Other jurists have taken notice of the State Street case.  A few days after Judge Wolf’s order, another judge sat in a Boston courtroom and warned the class action firms before her about the scrutiny they would face if and when it came time for them to submit fee declarations.  “I don't know how many of you have read Judge Wolf’s order from this week,” U.S. District Judge Indira Talwani told the lawyers at the outset of a hearing over which firm would lead an ERISA suit against General Electric Corp. “If you haven't, you should.”

“If I was a class action lawyer, I would read the entire 160-page order twice, with a highlighter,” said Jan Jacobowitz of the University of Miami School of Law.  “And I would review the billing practices in my firm, which lawyers should do from time to time anyway, and just be especially careful to dot all my I’s and cross my T’s.”  The incentive is strong to follow the rules carefully, Jacobowitz said, because firms “are still going to make a whole lot of money” and can do so without the professional embarrassment of a scandal like this one.

Labaton Sucharow ended up losing more than $10 million in fees from the original amount approved by Judge Wolf to the amount awarded after the investigation.  Thornton Law lost nearly $7 million.  Even Lieff Cabraser, which emerged largely unscathed as Judge Wolf laid the blame on the other firms, had to shell out a portion of the nearly $5 million spent on Rosen’s investigation.

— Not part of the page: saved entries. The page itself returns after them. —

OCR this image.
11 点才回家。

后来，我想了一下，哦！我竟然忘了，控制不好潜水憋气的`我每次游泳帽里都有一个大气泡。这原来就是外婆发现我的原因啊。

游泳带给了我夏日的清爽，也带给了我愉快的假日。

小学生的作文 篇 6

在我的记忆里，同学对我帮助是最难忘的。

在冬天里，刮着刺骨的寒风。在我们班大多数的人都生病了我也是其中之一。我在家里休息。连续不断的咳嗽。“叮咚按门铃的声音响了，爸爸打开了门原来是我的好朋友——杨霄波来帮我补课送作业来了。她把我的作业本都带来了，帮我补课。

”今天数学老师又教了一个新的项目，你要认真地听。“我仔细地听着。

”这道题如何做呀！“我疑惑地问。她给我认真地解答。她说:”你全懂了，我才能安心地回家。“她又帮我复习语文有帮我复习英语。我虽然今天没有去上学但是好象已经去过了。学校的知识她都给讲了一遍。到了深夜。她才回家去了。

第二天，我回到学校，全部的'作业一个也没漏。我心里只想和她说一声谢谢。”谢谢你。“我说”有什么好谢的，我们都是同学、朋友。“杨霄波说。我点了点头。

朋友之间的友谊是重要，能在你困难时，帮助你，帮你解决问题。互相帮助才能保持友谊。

As rough as the lengthy battle was for all of the firms involved, they still each brought in eight-figure fees for their work on the State Street case, with the total fee reduced from 25% to 20% of the amount recovered for the class.  “That does not strike me as a major victory for four years and a special master and a significant amount of alleged misconduct,” said Daniel Klerman of the University of Southern California's Gould School of Law.  “For those lawyers, if I had gone through four years and I had a judge who sounds as hostile as this judge appears, I would be jumping for joy if I only lost 20%.”